Tamara Falcó e Íñigo Onieva han lucido bronceado este fin de semana en un pedazo de evento. La pareja acudía a su primera boda como matrimonio y no era cualquier boda, sino la de Luisa Bergel, una de las mejores amigas de la pareja y la oficial celestina, y es que la novia fue precisamente la "culpable" de que la marquesa de Griñón y el empresario se conociesen. Fue hace cuatro años, en su cumpleaños cuando entre ellos saltó la chispa. Ahora todos han podido celebrar esta boda, que llega tan solo dos meses después de la boda de Tamara Falcó e Íñigo.

Tamara e Íñigo llegaron al enlace por separado y este hecho hacía saltar todas las alarmas. En primer lugar llegaba el marido de Tamara, sin querer hacer declaraciones, ni hablar de su intensa luna de miel que ha tenido como destino casi los cinco continentes. Acto seguido llegaba la hija de Isabel Preysler radiante con un vestidazo de ensueño con estampado floral y escote bardot. Por las redes tampoco había alguna muestra del matrimonio junto y las especulaciones salían, pero duraban poco ya que Tamara Falcó al fin publicaba un carrusel de fotos en la que salía felices y guapísimos.

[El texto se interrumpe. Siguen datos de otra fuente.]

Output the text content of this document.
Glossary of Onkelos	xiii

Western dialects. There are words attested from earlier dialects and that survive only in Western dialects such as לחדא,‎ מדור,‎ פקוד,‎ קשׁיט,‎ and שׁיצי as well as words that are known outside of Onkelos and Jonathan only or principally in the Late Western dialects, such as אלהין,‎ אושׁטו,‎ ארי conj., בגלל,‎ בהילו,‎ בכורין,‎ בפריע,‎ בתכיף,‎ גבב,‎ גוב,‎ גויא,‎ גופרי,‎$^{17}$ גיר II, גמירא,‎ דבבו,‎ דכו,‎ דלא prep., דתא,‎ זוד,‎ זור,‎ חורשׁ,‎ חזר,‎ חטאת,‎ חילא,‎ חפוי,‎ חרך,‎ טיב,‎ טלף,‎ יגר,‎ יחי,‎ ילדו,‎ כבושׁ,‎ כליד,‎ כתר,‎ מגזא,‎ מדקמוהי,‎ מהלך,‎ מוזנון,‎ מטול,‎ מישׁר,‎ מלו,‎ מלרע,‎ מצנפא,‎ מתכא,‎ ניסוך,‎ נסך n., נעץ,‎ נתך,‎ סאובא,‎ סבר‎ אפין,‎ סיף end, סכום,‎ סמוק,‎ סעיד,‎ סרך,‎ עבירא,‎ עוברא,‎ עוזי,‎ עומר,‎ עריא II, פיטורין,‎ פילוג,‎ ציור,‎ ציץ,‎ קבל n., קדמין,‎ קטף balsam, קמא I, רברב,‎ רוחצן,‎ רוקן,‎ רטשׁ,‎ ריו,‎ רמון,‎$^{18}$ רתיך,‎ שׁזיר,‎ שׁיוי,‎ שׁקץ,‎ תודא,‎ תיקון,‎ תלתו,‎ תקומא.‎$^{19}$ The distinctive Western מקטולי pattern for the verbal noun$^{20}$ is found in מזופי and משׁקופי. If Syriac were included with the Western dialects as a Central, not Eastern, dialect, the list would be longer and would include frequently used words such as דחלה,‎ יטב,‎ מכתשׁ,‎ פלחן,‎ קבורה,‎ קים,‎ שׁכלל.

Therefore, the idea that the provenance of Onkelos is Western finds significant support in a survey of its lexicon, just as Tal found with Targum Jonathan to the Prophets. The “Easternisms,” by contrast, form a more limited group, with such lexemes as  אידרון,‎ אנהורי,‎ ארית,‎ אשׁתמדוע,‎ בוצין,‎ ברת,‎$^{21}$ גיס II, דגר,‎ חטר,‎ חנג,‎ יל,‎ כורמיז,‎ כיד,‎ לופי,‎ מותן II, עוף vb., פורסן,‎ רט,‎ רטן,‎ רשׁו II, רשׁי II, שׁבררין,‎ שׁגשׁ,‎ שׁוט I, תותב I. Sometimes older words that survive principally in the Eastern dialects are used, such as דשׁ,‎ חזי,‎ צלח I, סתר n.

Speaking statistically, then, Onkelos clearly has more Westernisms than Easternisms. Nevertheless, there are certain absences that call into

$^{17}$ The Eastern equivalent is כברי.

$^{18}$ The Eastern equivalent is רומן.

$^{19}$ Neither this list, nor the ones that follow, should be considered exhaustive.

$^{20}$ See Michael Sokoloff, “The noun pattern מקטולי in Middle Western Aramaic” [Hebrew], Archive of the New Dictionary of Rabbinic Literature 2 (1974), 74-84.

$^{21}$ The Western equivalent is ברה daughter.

"Celebramos con alegría el matrimonio de @mylu__ y @sir_florez ! Deseamos que su unión esté llena de amor, complicidad y felicidad duradera. Fue un honor ser testigos de su amor en la espectacular boda que marcó el final de este verano. ¡Que su vida juntos esté llena de momentos igual de bonitos que los que compartimos en su boda!, escribía la marquesa como título de unas fotos en las que aparecen todos con una sonrisa de oreja a oreja.